- Country: Kingdom of Wessex; Kingdom of England;
- Founded: c. 519
- Founder: Cerdic of the Gewisse
- Final ruler: Edward the Confessor
- Titles: King of the Gewisse; King of the West Saxons; King of the Anglo-Saxons; King of the English; King of England;
- Deposition: 1066

= House of Wessex =

English royal dynasty

The House of Wessex, also known as the House of Cerdic, the House of the West Saxons, the House of the Gewisse, the Cerdicingas and the West Saxon dynasty, was the family, traditionally founded by Cerdic of the Gewisse, that ruled Wessex in Southern England from the early 6th century. The house became dominant in southern England after the accession of King Ecgberht in 802. Alfred the Great saved England from Viking conquest in the late ninth century and his grandson Æthelstan became the first king of England in 927. The disastrous reign of Æthelred the Unready ended in Danish conquest in 1014. Æthelred and his son Edmund Ironside attempted to resist the Vikings in 1016, but after their deaths the Danish Cnut the Great and his sons ruled until 1042. The House of Wessex then briefly regained power under Æthelred's son Edward the Confessor, but lost it after the Confessor's reign, with the Norman Conquest in 1066. All monarchs of England (and subsequently Great Britain) since William II have been descended from the House of Wessex through William the Conqueror's wife Matilda of Flanders, who was a descendant of Alfred the Great through his daughter Ælfthryth. All English and later British monarchs since Henry II are descended from the English kings of the House of Wessex through Henry I's wife, Matilda of Scotland, daughter of Margaret of Wessex, a great-granddaughter of Edmund Ironside.

==History==
The House of Wessex began to dominate English politics after many years of Mercian hegemony with the reign of Egbert. Egbert's grandson Alfred the Great ruled as King of the Anglo-Saxons from 886 onward. Alfred's son Edward the Elder united southern England under his rule by conquering the Viking occupied areas of Mercia and East Anglia. His son, Æthelstan, extended the kingdom into the northern lands of Northumbria, which lies above the Mersey and Humber, but this was not fully consolidated until after his nephew Edgar succeeded to the throne.
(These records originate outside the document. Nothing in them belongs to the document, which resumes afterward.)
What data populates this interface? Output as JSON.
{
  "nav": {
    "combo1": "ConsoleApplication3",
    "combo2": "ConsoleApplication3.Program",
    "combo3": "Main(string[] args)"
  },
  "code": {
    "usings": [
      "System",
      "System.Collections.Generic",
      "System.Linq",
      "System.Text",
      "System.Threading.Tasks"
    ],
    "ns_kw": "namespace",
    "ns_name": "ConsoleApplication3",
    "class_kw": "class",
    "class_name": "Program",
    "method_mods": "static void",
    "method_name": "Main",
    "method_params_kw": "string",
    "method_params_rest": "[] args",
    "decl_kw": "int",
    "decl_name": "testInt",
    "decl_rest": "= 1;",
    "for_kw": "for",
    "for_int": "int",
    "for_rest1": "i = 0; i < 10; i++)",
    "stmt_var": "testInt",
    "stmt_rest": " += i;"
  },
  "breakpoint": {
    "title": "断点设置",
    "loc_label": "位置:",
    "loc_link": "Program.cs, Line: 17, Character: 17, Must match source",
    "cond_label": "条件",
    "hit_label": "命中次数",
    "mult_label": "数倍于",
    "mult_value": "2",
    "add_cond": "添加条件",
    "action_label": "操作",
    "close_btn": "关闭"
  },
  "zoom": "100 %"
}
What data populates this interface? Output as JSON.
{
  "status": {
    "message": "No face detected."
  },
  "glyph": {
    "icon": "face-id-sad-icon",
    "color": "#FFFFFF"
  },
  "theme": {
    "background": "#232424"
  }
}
Their rule was often contested, notably by the Danish king Sweyn Forkbeard who invaded in 995 and occupied the united English throne from 1013 to 1014, during the reign of Æthelred the Unready and his son Edmund Ironside. Sweyn, his son Canute and his successors ruled until 1042. After Harthacanute, there was a brief Anglo-Saxon restoration between 1042 and 1066 under Edward the Confessor, who was a son of Æthelred, who was later succeeded by Harold Godwinson, a member of the House of Godwin, possibly a side branch of the Cerdicings (see Ancestry of the Godwins). After the Battle of Hastings, the victorious Duke of Normandy became William I of England. Anglo-Saxon attempts to restore native rule in the person of Edgar the Ætheling, a grandson of Edmund Ironside who had originally been passed over in favour of Harold, were unsuccessful and William's descendants secured their rule. Chroniclers describe conflicting stories about Edgar's later years, including a supposed involvement in the First Crusade; he is presumed to have died around 1126. A Northumberland pipe roll mentions an "Edgar Adeling" in 1158, and 1167, by which time Edgar would have been over 100 years old. Beyond this, there is no existing evidence that the male line of the Cerdicings continued beyond Edgar Ætheling. Edgar's niece Matilda of Scotland later married William's son Henry I to consolidate his claim to the throne, since his father, William the Conqueror already had a tenuous claim to the English throne, and he had an even more tenuous one, forming a link between the two dynasties. Henry II was a descendant of the House of Wessex in the female line, something that contemporary English commentators noted with approval.

==Genealogy==
For a family tree of the House of Wessex from Cerdic down to the children of King Alfred the Great, see:
- House of Wessex family tree

A continuation into the 10th and 11th centuries can be found at
- English monarchs family tree

==See also==
- List of monarchs of Wessex
- Wessex
- List of English monarchs

== Sources ==
- Stephen Friar and John Ferguson (1993), Basic Heraldry, W. W. Norton & Company, ISBN 978-0-393-03463-9
- Naismith, Rory (2011). "The Origins of the Line of Egbert, King of the West Saxons, 802–839"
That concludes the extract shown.